In response to today's post on the WISSUP blog:
My own opinion is that SOME kind of internet filtering is inevitable in West Bend, although we probably wouldn’t agree on the details. Regardless of the details, you’re not helping to get filters implemented. If anything, you’re slowing the process down by injecting mythology into the debate and haranguing the library staff into a position of resistance.
The first thing you need to get clear on is the difference between filters for children and filters for adults. Your anti-sexual focus blinds you to the fact that porn is only one aspect of filters for children, since for them it is at least as important that the filter prevent them from revealing personal information online or from being contacted by possible online predators. Preventing adults from accessing porn is not the same thing as protecting children from online predators.

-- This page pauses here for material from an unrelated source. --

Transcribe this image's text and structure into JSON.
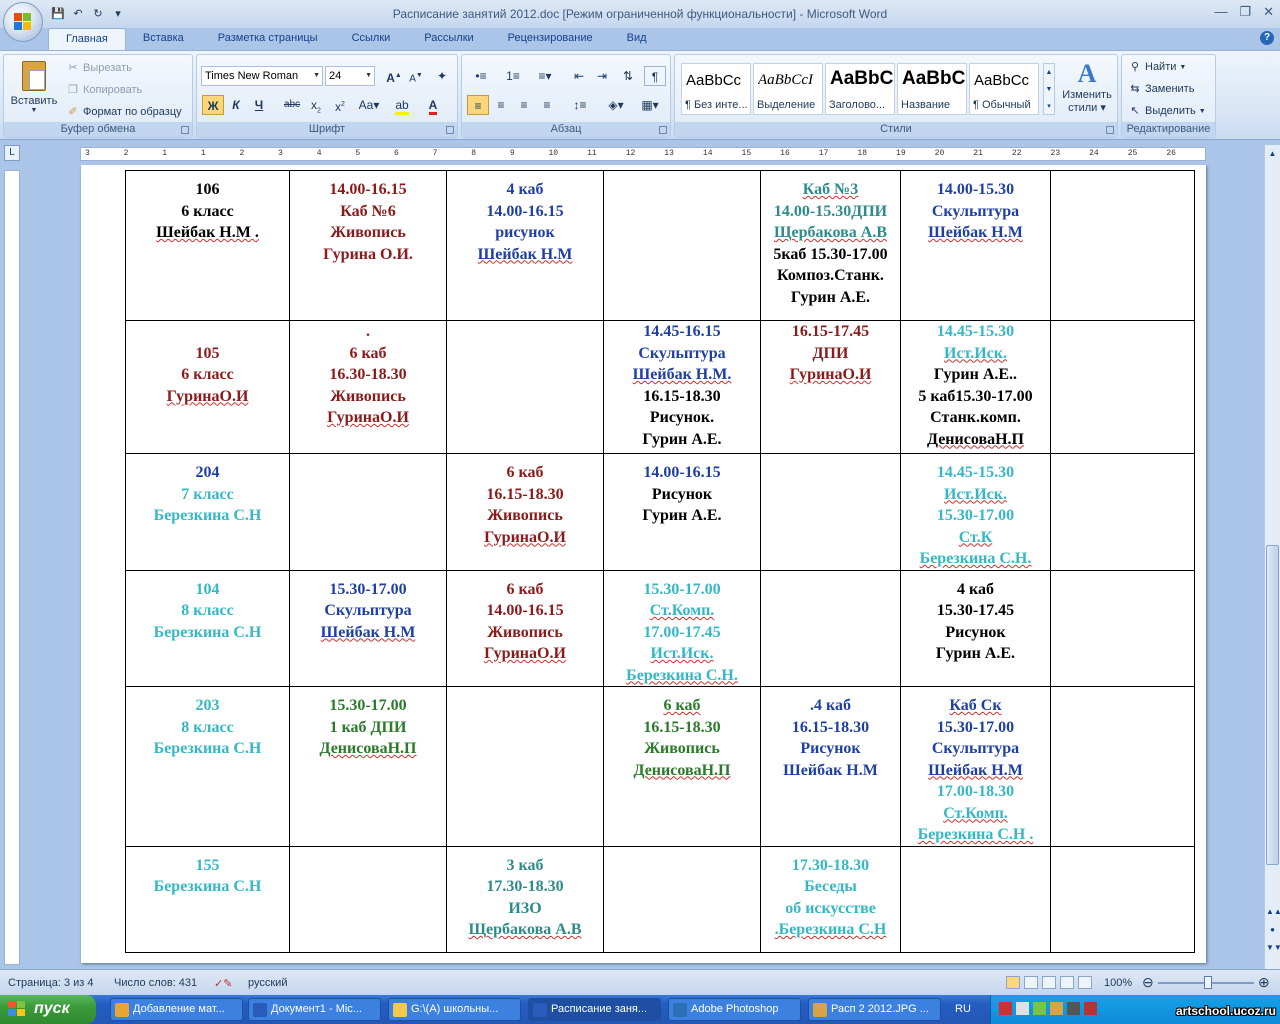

When it comes to filters for adults, you are not being realistic about what they will accomplish. The CIPA itself requires that adults have the right to unblock the computer they are using on demand, and the library would actually be breaking the law by failing to unblock on demand. Filters, then, will NOT prevent adult patrons from accessing pornography. Even with filters in place, preventing adult access to porn comes down to the library policy. THE WEST BEND LIBRARY ALREADYS HAS THAT POLICY IN PLACE!
The library staff, who have actually studied this matter, raise a quite valid point about patron-owned laptops. Patrons can bring their own laptop to the library and connect to the internet by means of the library’s wireless network. Such computers will NOT be filtered, even if the library is bound by the rules of the CIPA. Here again, IT IS THE LIBRARY POLICY, NOT THE FILTERS, THAT WILL MAKE THE DIFFERENCE.
Why do you ignore the fact that THE LIBRARY IS ALREADY DOING AS MUCH AS THE CIPA OR FILTERS WILL EVER ACCOMPLISH!
You are correct in claiming that filters are highly effective in a technical sense, but you overstate their technical accuracy. ALL filters have some degree of under-blocking – allowing porn to pass through – and over-blocking – interfering with access to legally accessible sites. Of these, the over-blocking is the larger problem, and that is one of the reasons the CIPA requires libraries to allow patrons to bypass filters.
Finally, your characterization of the ALA fund for legal challenges to the CIPA is inaccurate. That fund is to pay for the legal costs that were (in the past) expended in the challenge to the CIPA that the ALA lost. It is not about future challenges: the Supreme Court has ruled, there’s nowhere else to appeal to. The ALA is not the problem here, YOU ARE!